Stage 3 Welcome to everyone’s favorite stage, the “sleeping like a log” stage. Stage 3 is when the brain completely turns your body into a rest machine by using deep, slow waves (delta waves). You become less responsive in this stage to noises or feeling, so someone could be hitting you with a pillow and you wouldn’t respond until the beat down is near completion. Babies and kids drift blissfully into stage 3, while it takes much longer for adults to be completely lights out. The very embarrassing bed-wetting or the freaky sleepwalking actions are most likely to occur at the end of this stage. Deep sleep is extremely important to your health. While you are in Stage 3 deep sleep, your body is working hard to repair/restore muscles and tissues with hormones that stimulate growth. It’s also believed that your immune system is repaired while you sleep. If you’re not getting the correct amount of sleep, not only will you feel groggy during the day, but you may be more susceptible to illness as well.
Exercise is extremely beneficial to a healthy lifestyle, and it is also a factor in how quickly you fall asleep. Many people believe that a good workout right before bed will put them to sleep right away. SPOILER ALERT: it actually has the opposite effect. When you work out your body temperature rises a couple degrees, however, when you are asleep your body temperature decreases. If you work out right before bed, your body has to work a little harder to bring the core temp down to a comfortable degree where it can relax and get to sleep. The best time to exercise is in the afternoon or early evening. After you get your workout in, your body has 3-5 hours to drop in temp (which is natural after working out). Once you are ready for bed, your body has decreased in temp and you will drift into some good sleep much quicker. Cardio is the preferred workout to do (to help you sleep faster) because it gets the heart pumping. Whether it’s walking the dog, going for a swim or running, make sure it’s routine so it help regulate sleeping patterns.

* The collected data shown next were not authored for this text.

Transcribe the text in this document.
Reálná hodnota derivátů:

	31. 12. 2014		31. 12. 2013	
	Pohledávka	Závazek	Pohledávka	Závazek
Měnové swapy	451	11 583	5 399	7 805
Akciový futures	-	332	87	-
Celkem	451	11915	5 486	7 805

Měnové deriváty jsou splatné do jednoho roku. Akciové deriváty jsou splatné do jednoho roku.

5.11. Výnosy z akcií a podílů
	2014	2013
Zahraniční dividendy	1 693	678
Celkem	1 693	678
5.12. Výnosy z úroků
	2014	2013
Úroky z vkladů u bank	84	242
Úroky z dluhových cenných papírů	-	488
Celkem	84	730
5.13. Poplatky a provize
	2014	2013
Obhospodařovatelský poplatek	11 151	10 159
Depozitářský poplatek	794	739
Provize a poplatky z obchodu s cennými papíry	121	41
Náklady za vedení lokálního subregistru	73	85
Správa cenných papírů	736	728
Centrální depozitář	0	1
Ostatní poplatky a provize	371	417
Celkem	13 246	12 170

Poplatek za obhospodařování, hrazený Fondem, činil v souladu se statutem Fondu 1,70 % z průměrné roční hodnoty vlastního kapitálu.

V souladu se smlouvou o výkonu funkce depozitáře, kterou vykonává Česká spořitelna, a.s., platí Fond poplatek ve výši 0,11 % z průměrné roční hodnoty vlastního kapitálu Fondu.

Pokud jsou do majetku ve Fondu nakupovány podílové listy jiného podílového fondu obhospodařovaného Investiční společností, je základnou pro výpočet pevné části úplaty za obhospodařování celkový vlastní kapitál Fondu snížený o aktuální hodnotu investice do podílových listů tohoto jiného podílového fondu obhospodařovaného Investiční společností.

Stage 4 is the last stage of sleep, and it’s called REM sleep. REM stands for “rapid eye movement. This stage is where all the dreaming goes on. Your brain begins to work on hyper drive while your muscles become temporarily “paralyzed”. In the same way your body repairs and recovers in stage 3, your brain acts similarly in stage 4. All of your memories and experiences from the previous 24 hours are connected with past experiences, and the irrelevant info (ex. What you saw an old lady wearing) is forgotten. After REM sleep, your sleep cycle resets to stage 2, and progresses many more times throughout the night. REM sleep is brief the first time around, and gradually gets longer and longer after each cycle. Your last dream of the night is usually the longest, and can last up to an hour long! Overall, sleep is much more complex than you think. Each stage differs from one another, and you ultimately cycle through all 4 stages at least once a night. Everybody is different from one another, so we all can’t fall asleep to perfect patterns. There are little tricks here and there to ensure better sleep, but the biggest point is this: SLEEP IS ESSENTIAL!! As we age, we sleep less and receive fewer benefits from quality rest. Humans sleep for about 1/3 of their entire lives, so make sure you’re getting everything you can out of it. Sleep well folks.